PN JUNCTION WITH NO APPLIED VOLTAGE OR OPEN CIRCUIT CONDITION:
In a piece of semiconductor, if one half is doped by p-type impurity and the other half is doped by n-type impurity, a PN junction is formed. The plane dividing the two halves or zones is called PN junction. As shown in the fig1, the N-type material has high concentration of free electrons, while P-type material has high concentration of holes. Therefore at the junction there is a tendency of free electrons to diffuse over to the P-side and the holes to the N-side. This process is called
diffusion. As the free electrons move across the junction from N-type to P-type, the donor atoms become positively charged. Hence a positive charge is built on the N-side of the junction. The free electrons that cross the junction uncover the negative acceptor ions by filling the holes. Therefore a negative charge is developed on the P-side of the junction. This net negative charge on the P-side prevents further diffusion of electrons into the P- side. Similarly the net positive charge on the N-side repels the hole crossing from P-side to N-side. Thus a barrier is set up near the junction which prevents the further movement of charge carriers i.e. electrons and holes. As a consequence of induced electric field across the depletion layer, an electrostatic potential difference is established between P and N regions, which are called the potential barrier, junction barrier, diffusion potential or contact potential, Vo. The magnitude of the contact potential Vo varies with doping levels and temperature. Vo is 0.3V for Ge and 0.72 V for Si.

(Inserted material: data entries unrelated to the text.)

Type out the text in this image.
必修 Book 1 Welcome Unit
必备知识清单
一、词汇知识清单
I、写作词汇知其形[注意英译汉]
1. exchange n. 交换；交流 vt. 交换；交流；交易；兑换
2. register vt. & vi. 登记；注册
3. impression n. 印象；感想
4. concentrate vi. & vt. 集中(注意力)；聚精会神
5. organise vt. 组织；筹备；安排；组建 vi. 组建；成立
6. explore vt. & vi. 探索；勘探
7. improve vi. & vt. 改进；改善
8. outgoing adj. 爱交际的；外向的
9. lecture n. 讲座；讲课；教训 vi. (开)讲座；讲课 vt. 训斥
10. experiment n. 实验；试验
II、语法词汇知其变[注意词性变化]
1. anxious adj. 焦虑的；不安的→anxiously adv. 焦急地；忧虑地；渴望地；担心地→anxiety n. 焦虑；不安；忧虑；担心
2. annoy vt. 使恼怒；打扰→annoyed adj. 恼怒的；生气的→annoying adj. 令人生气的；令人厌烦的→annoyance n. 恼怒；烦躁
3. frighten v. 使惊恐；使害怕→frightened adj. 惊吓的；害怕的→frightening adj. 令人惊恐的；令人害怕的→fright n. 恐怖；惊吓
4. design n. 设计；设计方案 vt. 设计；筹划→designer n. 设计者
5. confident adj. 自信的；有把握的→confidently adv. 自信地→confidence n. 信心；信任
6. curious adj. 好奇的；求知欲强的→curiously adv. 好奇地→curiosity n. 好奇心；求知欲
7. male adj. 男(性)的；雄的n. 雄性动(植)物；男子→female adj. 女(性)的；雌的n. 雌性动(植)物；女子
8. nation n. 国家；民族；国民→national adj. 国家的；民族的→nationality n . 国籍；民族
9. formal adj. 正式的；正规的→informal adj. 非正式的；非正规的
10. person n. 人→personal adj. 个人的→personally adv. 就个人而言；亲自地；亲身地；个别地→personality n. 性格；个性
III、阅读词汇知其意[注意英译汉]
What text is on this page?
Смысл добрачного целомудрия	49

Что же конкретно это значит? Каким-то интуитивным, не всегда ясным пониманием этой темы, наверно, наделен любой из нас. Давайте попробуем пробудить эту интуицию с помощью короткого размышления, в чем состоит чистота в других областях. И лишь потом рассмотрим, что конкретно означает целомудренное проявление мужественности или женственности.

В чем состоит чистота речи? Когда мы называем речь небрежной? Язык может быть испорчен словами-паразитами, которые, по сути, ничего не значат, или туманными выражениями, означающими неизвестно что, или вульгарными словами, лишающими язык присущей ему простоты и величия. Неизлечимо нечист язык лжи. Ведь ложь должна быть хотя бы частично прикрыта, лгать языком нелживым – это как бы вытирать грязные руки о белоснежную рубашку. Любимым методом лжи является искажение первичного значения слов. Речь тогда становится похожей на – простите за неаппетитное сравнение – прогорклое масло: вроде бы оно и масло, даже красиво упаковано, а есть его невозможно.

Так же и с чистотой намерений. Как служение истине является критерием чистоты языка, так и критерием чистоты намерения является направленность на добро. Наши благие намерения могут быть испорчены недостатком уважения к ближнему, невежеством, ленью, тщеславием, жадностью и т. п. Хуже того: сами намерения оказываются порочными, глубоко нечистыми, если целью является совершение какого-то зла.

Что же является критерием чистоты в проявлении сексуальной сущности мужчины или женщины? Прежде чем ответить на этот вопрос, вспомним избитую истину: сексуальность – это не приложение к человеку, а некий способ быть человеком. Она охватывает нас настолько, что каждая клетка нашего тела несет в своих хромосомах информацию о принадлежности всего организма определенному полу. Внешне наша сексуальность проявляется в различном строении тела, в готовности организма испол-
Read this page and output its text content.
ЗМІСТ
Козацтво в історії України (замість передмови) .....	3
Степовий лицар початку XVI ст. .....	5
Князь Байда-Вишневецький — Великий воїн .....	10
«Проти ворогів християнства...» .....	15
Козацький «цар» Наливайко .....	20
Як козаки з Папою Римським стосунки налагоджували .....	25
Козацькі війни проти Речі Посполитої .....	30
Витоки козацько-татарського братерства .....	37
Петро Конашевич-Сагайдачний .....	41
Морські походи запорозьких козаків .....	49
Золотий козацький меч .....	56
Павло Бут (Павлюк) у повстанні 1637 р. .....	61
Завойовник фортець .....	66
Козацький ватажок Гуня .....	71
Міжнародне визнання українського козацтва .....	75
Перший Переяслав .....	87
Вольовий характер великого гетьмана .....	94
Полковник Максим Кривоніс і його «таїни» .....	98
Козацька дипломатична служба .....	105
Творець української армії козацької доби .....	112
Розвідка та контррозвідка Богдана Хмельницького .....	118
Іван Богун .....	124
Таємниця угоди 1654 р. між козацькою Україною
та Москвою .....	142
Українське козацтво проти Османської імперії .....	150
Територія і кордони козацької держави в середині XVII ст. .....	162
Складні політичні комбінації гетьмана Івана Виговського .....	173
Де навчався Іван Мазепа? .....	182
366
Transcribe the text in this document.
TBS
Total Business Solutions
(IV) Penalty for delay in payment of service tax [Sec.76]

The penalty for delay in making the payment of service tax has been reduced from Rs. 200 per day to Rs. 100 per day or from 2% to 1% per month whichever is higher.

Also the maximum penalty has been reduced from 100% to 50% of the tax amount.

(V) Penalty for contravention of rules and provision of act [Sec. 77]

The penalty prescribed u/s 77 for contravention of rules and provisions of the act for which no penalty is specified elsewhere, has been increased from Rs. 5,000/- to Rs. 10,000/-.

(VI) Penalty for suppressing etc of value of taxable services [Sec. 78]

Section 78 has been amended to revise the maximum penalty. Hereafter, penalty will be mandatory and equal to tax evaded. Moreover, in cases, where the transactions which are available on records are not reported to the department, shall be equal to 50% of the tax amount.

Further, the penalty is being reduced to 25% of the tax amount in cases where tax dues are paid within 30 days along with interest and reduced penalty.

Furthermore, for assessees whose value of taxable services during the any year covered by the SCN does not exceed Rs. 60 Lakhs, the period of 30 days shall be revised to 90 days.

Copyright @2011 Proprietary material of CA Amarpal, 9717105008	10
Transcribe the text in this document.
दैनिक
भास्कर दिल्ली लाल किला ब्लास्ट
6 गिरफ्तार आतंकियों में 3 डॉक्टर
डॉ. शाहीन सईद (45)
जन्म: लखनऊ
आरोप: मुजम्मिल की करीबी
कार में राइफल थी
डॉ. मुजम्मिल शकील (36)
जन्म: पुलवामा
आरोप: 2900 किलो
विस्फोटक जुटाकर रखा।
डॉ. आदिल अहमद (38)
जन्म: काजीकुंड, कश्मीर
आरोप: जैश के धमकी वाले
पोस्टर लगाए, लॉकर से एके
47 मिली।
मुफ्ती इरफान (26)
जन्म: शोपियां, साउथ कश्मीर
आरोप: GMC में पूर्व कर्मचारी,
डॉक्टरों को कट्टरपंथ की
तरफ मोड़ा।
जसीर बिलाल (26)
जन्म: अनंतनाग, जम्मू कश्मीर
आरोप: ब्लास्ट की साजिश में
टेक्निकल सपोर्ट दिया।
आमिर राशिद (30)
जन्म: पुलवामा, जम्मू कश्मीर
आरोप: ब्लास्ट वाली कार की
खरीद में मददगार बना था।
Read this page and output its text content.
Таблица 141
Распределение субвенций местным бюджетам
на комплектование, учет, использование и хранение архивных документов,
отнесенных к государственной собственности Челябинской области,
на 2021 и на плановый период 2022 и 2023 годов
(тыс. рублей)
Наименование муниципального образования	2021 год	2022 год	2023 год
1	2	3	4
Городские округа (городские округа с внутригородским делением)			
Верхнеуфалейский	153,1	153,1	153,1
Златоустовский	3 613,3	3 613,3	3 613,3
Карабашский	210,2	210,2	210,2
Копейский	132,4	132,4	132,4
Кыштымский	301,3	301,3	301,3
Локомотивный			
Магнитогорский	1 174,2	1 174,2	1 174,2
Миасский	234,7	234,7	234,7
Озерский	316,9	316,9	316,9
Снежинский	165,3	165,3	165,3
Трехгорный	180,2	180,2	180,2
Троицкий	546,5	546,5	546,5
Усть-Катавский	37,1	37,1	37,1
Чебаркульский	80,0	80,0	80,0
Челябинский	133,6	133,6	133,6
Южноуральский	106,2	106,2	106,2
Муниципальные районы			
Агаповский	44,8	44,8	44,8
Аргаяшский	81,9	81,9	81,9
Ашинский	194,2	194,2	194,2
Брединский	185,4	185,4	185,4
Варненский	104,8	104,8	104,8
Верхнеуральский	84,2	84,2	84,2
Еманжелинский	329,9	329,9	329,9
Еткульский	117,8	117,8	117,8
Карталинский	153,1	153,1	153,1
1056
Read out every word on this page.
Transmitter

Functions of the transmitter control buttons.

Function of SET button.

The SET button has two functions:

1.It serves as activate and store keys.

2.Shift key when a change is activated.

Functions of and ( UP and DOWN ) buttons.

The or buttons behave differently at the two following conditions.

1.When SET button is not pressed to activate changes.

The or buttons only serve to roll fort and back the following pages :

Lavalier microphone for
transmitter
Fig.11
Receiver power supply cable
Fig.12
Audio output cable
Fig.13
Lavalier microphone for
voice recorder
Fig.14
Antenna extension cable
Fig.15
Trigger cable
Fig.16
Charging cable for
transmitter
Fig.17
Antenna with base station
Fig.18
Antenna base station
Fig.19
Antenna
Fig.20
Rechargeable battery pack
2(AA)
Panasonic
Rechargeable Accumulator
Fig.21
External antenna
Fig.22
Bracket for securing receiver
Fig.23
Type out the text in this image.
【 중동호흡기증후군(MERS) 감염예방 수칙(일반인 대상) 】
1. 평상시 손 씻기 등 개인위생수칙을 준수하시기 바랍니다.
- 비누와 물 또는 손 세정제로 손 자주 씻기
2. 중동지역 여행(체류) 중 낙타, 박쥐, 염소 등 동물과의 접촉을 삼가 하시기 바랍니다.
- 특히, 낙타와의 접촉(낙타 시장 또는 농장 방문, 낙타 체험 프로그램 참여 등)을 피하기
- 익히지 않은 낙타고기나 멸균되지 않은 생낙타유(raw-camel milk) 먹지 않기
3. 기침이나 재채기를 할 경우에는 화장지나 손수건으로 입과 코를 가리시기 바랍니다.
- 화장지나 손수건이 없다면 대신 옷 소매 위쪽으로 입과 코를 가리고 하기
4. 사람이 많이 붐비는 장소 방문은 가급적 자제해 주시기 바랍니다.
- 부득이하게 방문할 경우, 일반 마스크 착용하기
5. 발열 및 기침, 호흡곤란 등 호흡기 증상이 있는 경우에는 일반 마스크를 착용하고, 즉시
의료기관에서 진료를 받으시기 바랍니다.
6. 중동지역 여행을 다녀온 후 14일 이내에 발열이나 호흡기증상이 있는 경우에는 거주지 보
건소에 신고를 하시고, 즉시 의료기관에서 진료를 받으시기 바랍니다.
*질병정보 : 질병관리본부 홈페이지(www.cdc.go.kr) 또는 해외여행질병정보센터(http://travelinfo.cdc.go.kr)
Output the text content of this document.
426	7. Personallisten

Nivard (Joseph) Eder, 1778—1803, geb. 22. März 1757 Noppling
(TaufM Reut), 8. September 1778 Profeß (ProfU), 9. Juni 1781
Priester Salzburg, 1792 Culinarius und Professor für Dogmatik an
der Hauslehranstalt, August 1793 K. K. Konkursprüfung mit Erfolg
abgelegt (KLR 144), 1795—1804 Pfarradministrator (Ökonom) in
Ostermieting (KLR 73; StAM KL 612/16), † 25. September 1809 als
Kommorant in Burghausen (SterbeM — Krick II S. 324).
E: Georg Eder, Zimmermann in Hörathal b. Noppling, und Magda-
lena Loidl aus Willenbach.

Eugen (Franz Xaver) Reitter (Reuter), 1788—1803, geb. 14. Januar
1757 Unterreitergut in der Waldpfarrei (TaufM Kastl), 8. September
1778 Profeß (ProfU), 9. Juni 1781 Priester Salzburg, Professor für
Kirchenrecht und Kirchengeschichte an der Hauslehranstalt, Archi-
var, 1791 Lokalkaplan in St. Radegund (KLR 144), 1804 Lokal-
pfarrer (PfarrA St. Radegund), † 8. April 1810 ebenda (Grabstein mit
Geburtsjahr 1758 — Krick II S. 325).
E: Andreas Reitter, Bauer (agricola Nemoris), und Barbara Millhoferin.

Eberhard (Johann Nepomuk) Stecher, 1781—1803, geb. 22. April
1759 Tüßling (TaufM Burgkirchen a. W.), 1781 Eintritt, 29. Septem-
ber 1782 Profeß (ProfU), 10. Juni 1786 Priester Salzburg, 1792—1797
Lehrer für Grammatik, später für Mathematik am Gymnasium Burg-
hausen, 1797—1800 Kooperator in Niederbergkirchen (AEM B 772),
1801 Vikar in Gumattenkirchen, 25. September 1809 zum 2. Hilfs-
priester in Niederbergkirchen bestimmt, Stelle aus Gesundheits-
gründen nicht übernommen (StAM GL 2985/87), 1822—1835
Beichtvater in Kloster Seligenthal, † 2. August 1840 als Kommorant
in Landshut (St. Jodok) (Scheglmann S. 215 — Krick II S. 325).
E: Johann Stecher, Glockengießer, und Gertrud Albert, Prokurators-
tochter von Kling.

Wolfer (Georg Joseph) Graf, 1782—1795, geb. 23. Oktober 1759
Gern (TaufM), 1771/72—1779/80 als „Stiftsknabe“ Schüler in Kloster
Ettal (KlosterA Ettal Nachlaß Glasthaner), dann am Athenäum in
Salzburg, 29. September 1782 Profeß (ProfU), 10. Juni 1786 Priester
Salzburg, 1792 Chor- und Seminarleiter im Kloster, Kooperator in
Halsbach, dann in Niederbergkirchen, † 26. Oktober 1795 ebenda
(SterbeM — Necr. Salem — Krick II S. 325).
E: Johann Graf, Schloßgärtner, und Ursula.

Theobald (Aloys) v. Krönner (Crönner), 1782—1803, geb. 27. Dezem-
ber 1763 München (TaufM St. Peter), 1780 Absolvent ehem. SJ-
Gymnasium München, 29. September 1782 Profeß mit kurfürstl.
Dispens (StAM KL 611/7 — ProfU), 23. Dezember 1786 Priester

The electrostatic field across the junction caused by the positively charged N-type region tends to drive the holes away from the junction and negatively charged P-type regions tend to drive the electrons away from the junction. The majority holes diffusing out of the P region leave behind negatively charged acceptor atoms bound to the lattice, thus exposing a negative space charge in a previously neutral region. Similarly electrons diffusing from the N region expose positively ionized donor atoms and a double space charge builds up at the junction as shown in the fig. 1.7
It is noticed that the space charge layers are of opposite sign to the majority carriers diffusing into them, which tends to reduce the diffusion rate. Thus the double space of the layer causes an electric field to be set up across the junction directed from N to P regions, which is in such a direction to inhibit the diffusion of majority electrons and holes as illustrated in fig 1.7. The shape of the charge density, ρ, depends upon how diode is doped. Thus the junction region is depleted of mobile charge carriers. Hence it is called depletion layer, space region, and transition region. The depletion region is of the order of 0.5µm thick. There are no mobile carriers in this narrow depletion region. Hence no current flows across the junction and the system is in equilibrium. To the left of this depletion layer, the carrier concentration is p= NA and to its right it is n= ND.